[j-ball] Unionized Korean Players Released
- Korean League Expels Unionized
By Thomas St. John
SEOUL, Korea--After a group of players from the Korea Baseball
Organization formally announced they had formed a union, the KBO
and team presidents held an emergency meeting the following morning at
league headquarters in Seoul. Then the league office dropped a bomb
on the newly formed union by expelling all members from the league.
At the meeting, deputy secretary general Lee Sang-il read a short
prepared statement that said that all 75 players who had signed their
names to a list to join the union were, effective immediately,
unconditionally released from league service. He went on to say that the
season would go ahead and open on schedule without the unionized
The move came as a bit of a surprise to players who were contacted
immediately following the announcement at KBO headquarters. Within
15 minutes, one player contacted by the Korea Times expressed shock
that he was suddenly out of a job this season.
"I cannot believe it," said the player, who wished not to be named. "I will
call teammates now and inform them of what has happened but in my
opinion, this will only make our thinking stronger."
During a news conference at the KBO, Lee Sang-kook, secretary
general of the league, said that if any player were to renounce the union,
they would be allowed back into the league and immediately be
reinstated.

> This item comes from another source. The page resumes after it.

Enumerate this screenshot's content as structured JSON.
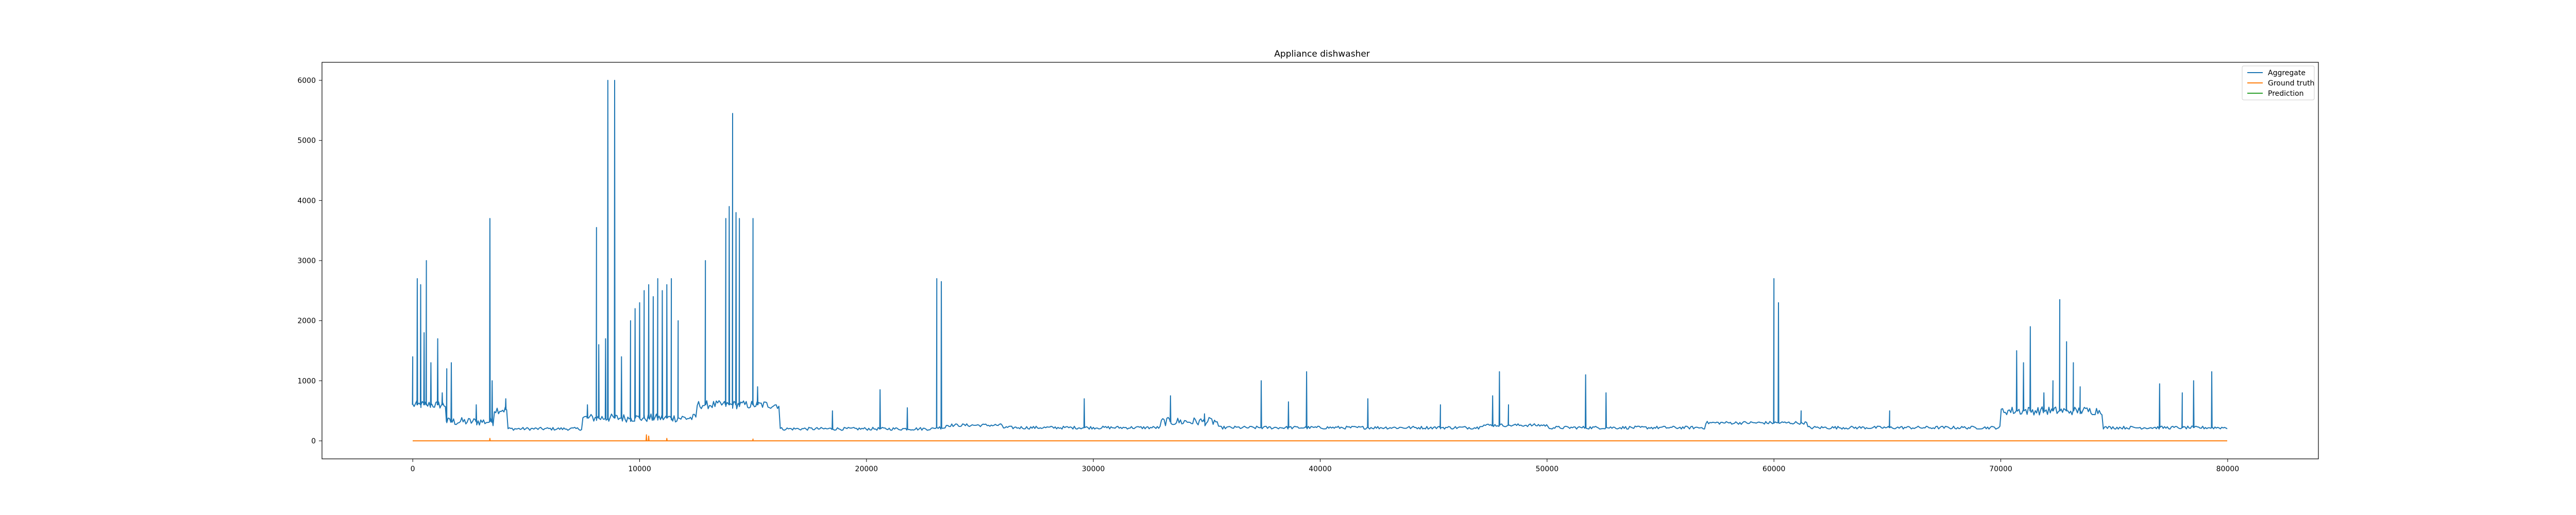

No questions asked.
The team presidents and KBO came together quickly and seemed to be
both highly organized and full of resolve.
"We will not even entertain the idea of a union at this time," said Lee
Sang-hyun, manager of the KBO's Operations Division. "We have no
plan to ever negotiate with any kind of a player union at all."
Some of the 75 players who have joined the union are the core players
of the league. Big names like Yang Jun-hyuk of the Haitai Tigers; You
Ji-hyun, of the LG Twins; Chong Su-kun and Shim Jong-su of the
Doosan Bears; and Song Jin-woo of the Hanwha Eagles, who was also
elected as the union's chairman. Song became the first player in KBO
history to sign a lucrative multiyear contract after the onset of free
agency late last year.
The timing could not be worse for the league, which is coming off its first
profitable season in four years and was planning to make a surge
forward to win back the fans they had lost over the years.